PySpark explode list into multiple columns based on name
Solution 1
You can use flatMap
and pivot
to achieve this. Starting from the results from the first stage:
rdd = sc.parallelize([(1,['AA 1234 ZXYV','BB A 890','CC B 321']),
(2,['AA 1234 LMNO','BB D 123','CC E 321']),
(3,['AA 1234 ZXYV','CC B 321'])])
df = rdd.toDF(['index', 'result'])
You can first explode the array into multiple rows using flatMap
and extract the two letter identifier into a separate column.
df_flattened = df.rdd.flatMap(lambda x: [(x[0],y, y[0:2],y[3::]) for y in x[1]])\
.toDF(['index','result', 'identifier','identifiertype'])
and use pivot
to change the two letter identifier into column names:
df_result = df_flattened.groupby(df_flattened.index,)\
.pivot("identifier")\
.agg(first("identifiertype"))\
.join(df,'index')
I added the join to get the result
column back
Solution 2
Alternate way to explode array without converting to rdd,
from pyspark.sql import functions as F
udf1 = F.udf(lambda x : x.split()[0])
df.select('index',F.explode('result').alias('id'),udf1(F.col('id')).alias('idtype')).show()
+-----+-------------+------+
|index| id|idtype|
+-----+-------------+------+
| 1|AA 1234 ZXYV| AA|
| 1| BB A 890| BB|
| 1| CC B 321| CC|
| 2|AA 1234 LMNO| AA|
| 2| BB D 123| BB|
| 2| CC E 321| CC|
| 3|AA 1234 ZXYV| AA|
| 3| CC B 321| CC|
+-----+-------------+------+
df1.groupby('index').pivot('idtype').agg(F.first('id')).join(df,'index').show()
robarthur1
Updated on June 17, 2022Comments
-
robarthur1 almost 2 years
Hi I'm dealing with a slightly difficult file format which I'm trying to clean for some future processing. I've been using Pyspark to process the data into a dataframe.
The file looks similar to this:
AA 1234 ZXYW BB A 890 CC B 321 AA 1234 LMNO BB D 123 CC E 321 AA 1234 ZXYW CC E 456
Each 'AA' record defines the start of a logical group or records, and the data on each line is fixed length and has information encoded in it that I want to extract. There are at least 20-30 different record types. They are always identified with a two letter code at the start of each line. There can be 1 or many different record types in each group (i.e. not all record types are present for each group)
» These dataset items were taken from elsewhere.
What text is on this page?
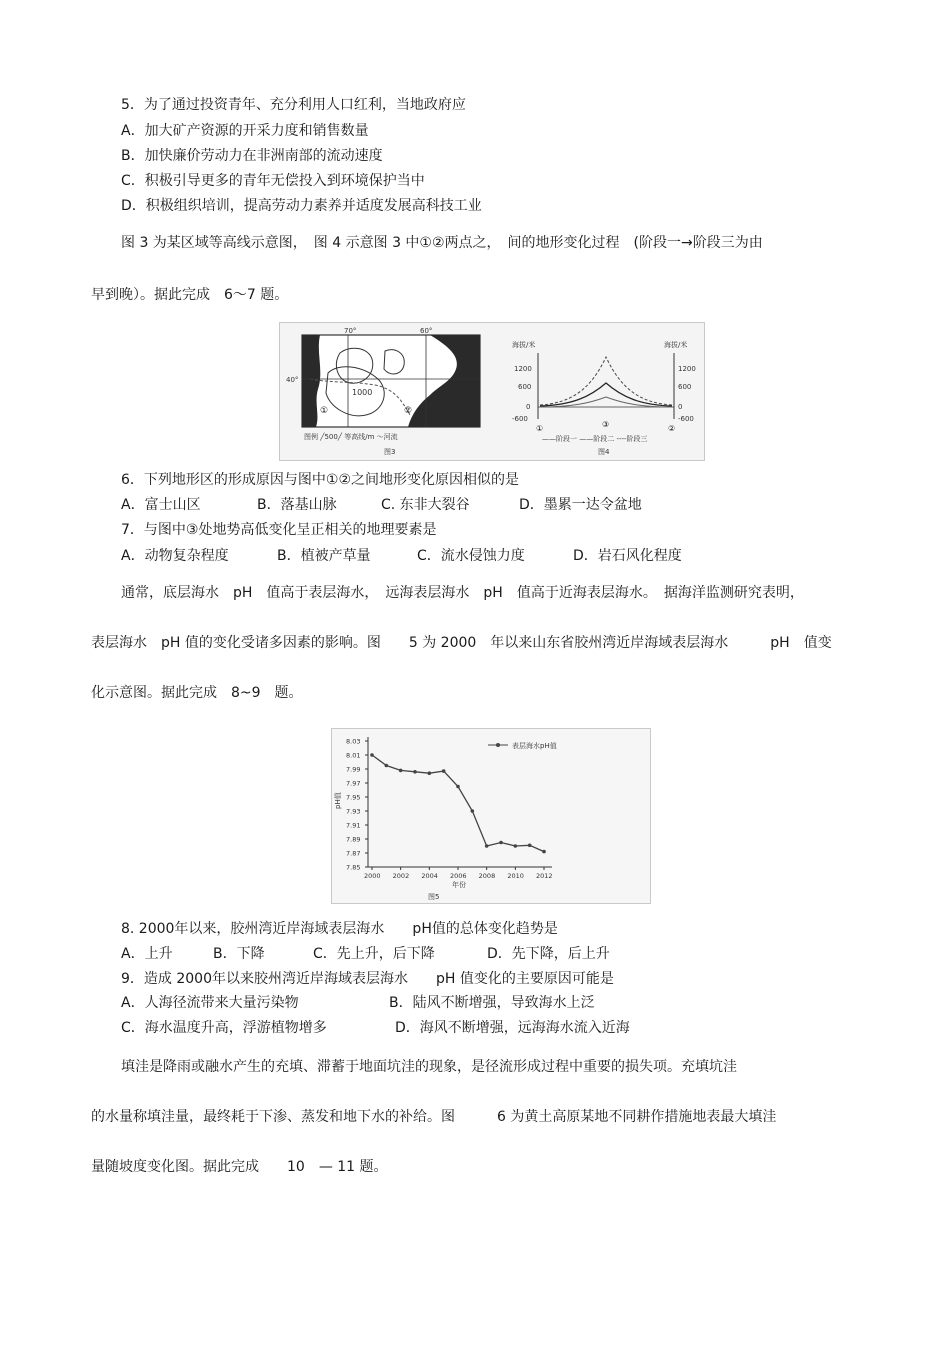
5．为了通过投资青年、充分利用人口红利，当地政府应
A．加大矿产资源的开采力度和销售数量
B．加快廉价劳动力在非洲南部的流动速度
C．积极引导更多的青年无偿投入到环境保护当中
D．积极组织培训，提高劳动力素养并适度发展高科技工业
图 3 为某区域等高线示意图，　图 4 示意图 3 中①②两点之，　间的地形变化过程　(阶段一→阶段三为由
早到晚）。据此完成　6～7 题。
70°	60°
40°
1000
①	②
图例 ╱500╱ 等高线/m ～河流
图3
海拔/米	海拔/米
1200
600
0
-600
1200
600
0
-600
①	③	②
——阶段一 ——阶段二 ----阶段三
图4
6．下列地形区的形成原因与图中①②之间地形变化原因相似的是
A．富士山区	B．落基山脉	C. 东非大裂谷	D．墨累一达令盆地
7．与图中③处地势高低变化呈正相关的地理要素是
A．动物复杂程度	B．植被产草量	C．流水侵蚀力度	D．岩石风化程度
通常，底层海水　pH　值高于表层海水，　远海表层海水　pH　值高于近海表层海水。　据海洋监测研究表明，
表层海水　pH 值的变化受诸多因素的影响。图　　5 为 2000　年以来山东省胶州湾近岸海域表层海水　　　pH　值变
化示意图。据此完成　8~9　题。
8.03
8.01
7.99
7.97
7.95
7.93
7.91
7.89
7.87
7.85
2000 2002 2004 2006 2008 2010 2012
pH值
年份
表层海水pH值
图5
8. 2000年以来，胶州湾近岸海域表层海水　　pH值的总体变化趋势是
A．上升	B．下降	C．先上升，后下降	D．先下降，后上升
9．造成 2000年以来胶州湾近岸海域表层海水　　pH 值变化的主要原因可能是
A．人海径流带来大量污染物	B．陆风不断增强，导致海水上泛
C．海水温度升高，浮游植物增多	D．海风不断增强，远海海水流入近海
填洼是降雨或融水产生的充填、滞蓄于地面坑洼的现象，是径流形成过程中重要的损失项。充填坑洼
的水量称填洼量，最终耗于下渗、蒸发和地下水的补给。图　　　6 为黄土高原某地不同耕作措施地表最大填洼
量随坡度变化图。据此完成　　10　— 11 题。
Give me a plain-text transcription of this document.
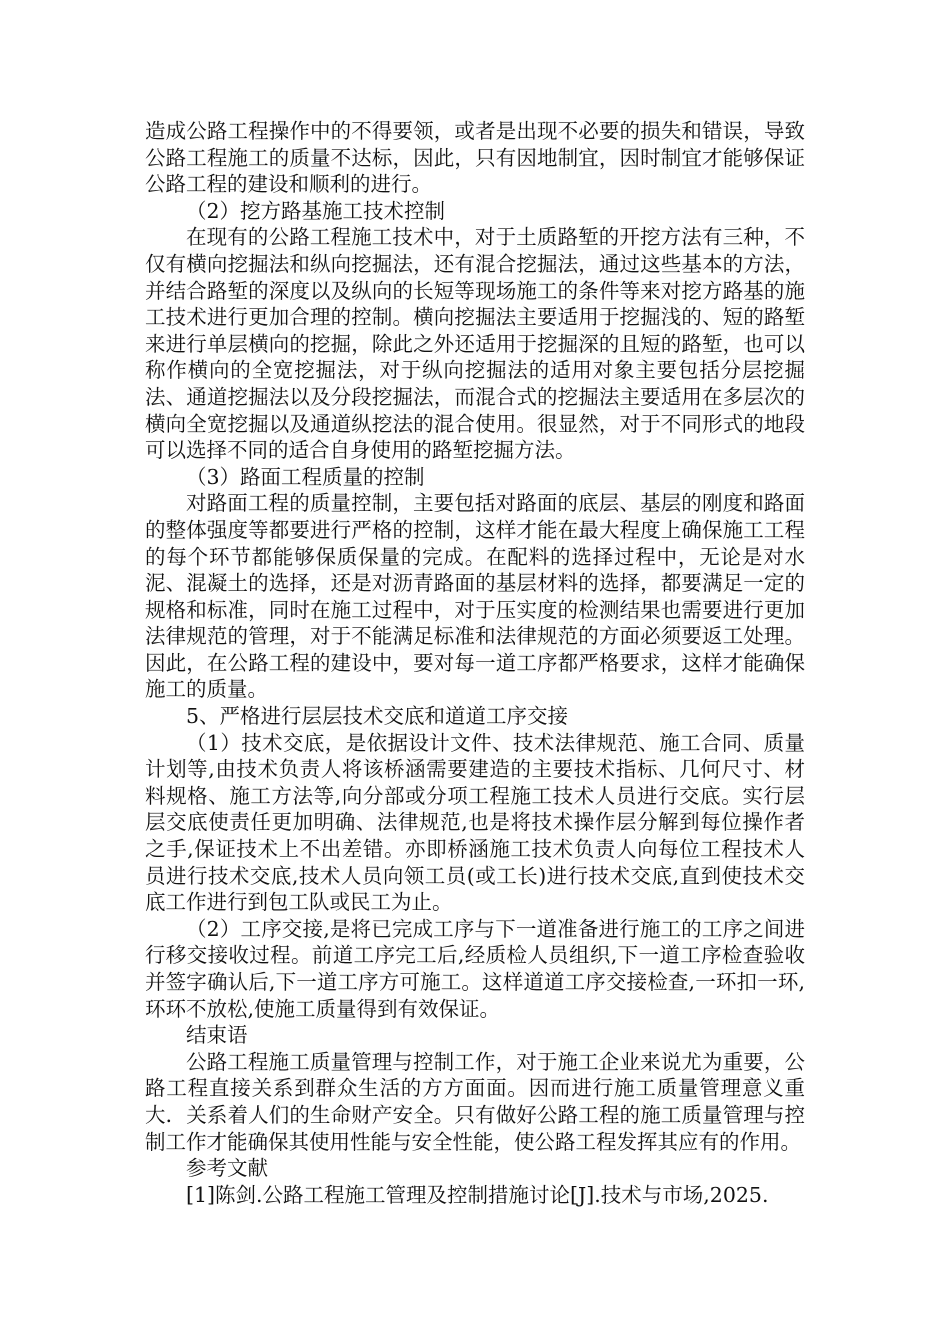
造成公路工程操作中的不得要领，或者是出现不必要的损失和错误，导致公路工程施工的质量不达标，因此，只有因地制宜，因时制宜才能够保证公路工程的建设和顺利的进行。

（2）挖方路基施工技术控制

在现有的公路工程施工技术中，对于土质路堑的开挖方法有三种，不仅有横向挖掘法和纵向挖掘法，还有混合挖掘法，通过这些基本的方法，并结合路堑的深度以及纵向的长短等现场施工的条件等来对挖方路基的施工技术进行更加合理的控制。横向挖掘法主要适用于挖掘浅的、短的路堑来进行单层横向的挖掘，除此之外还适用于挖掘深的且短的路堑，也可以称作横向的全宽挖掘法，对于纵向挖掘法的适用对象主要包括分层挖掘法、通道挖掘法以及分段挖掘法，而混合式的挖掘法主要适用在多层次的横向全宽挖掘以及通道纵挖法的混合使用。很显然，对于不同形式的地段可以选择不同的适合自身使用的路堑挖掘方法。

（3）路面工程质量的控制

对路面工程的质量控制，主要包括对路面的底层、基层的刚度和路面的整体强度等都要进行严格的控制，这样才能在最大程度上确保施工工程的每个环节都能够保质保量的完成。在配料的选择过程中，无论是对水泥、混凝土的选择，还是对沥青路面的基层材料的选择，都要满足一定的规格和标准，同时在施工过程中，对于压实度的检测结果也需要进行更加法律规范的管理，对于不能满足标准和法律规范的方面必须要返工处理。因此，在公路工程的建设中，要对每一道工序都严格要求，这样才能确保施工的质量。

5、严格进行层层技术交底和道道工序交接

（1）技术交底，是依据设计文件、技术法律规范、施工合同、质量计划等,由技术负责人将该桥涵需要建造的主要技术指标、几何尺寸、材料规格、施工方法等,向分部或分项工程施工技术人员进行交底。实行层层交底使责任更加明确、法律规范,也是将技术操作层分解到每位操作者之手,保证技术上不出差错。亦即桥涵施工技术负责人向每位工程技术人员进行技术交底,技术人员向领工员(或工长)进行技术交底,直到使技术交底工作进行到包工队或民工为止。

（2）工序交接,是将已完成工序与下一道准备进行施工的工序之间进行移交接收过程。前道工序完工后,经质检人员组织,下一道工序检查验收并签字确认后,下一道工序方可施工。这样道道工序交接检查,一环扣一环,环环不放松,使施工质量得到有效保证。

结束语

公路工程施工质量管理与控制工作，对于施工企业来说尤为重要，公路工程直接关系到群众生活的方方面面。因而进行施工质量管理意义重大．关系着人们的生命财产安全。只有做好公路工程的施工质量管理与控制工作才能确保其使用性能与安全性能，使公路工程发挥其应有的作用。

参考文献

[1]陈剑.公路工程施工管理及控制措施讨论[J].技术与市场,2025.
As a first stage, I've managed to group the records together in this format:
+----------------+---------------------------------+ | index| result| +----------------+---------------------------------+ | 1|[AA 1234 ZXYV,BB A 890,CC B 321]| | 2|[AA 1234 LMNO,BB D 123,CC E 321]| | 3|[AA 1234 ZXYV,CC B 321] | +----------------+---------------------------------+
And as a second stage I really want to get data into the following columns in a dataframe:
+----------------+---------------------------------+-------------+--------+--------+ | index| result| AA| BB| CC| +----------------+---------------------------------+-------------+--------+--------+ | 1|[AA 1234 ZXYV,BB A 890,CC B 321]|AA 1234 ZXYV|BB A 890|CC B 321| | 2|[AA 1234 LMNO,BB D 123,CC E 321]|AA 1234 LMNO|BB D 123|CC E 321| | 3|[AA 1234 ZXYV,CC B 321] |AA 1234 ZXYV| Null|CC B 321| +----------------+---------------------------------+-------------+--------+--------+
Because at that point extracting the information that I need should be trivial.
Does anyone have any suggestions as to how I might be able to do this?
Many Thanks.
-
robarthur1 over 6 yearsThat worked absolutely perfectly, exactly what I needed. Thanks very much for your help.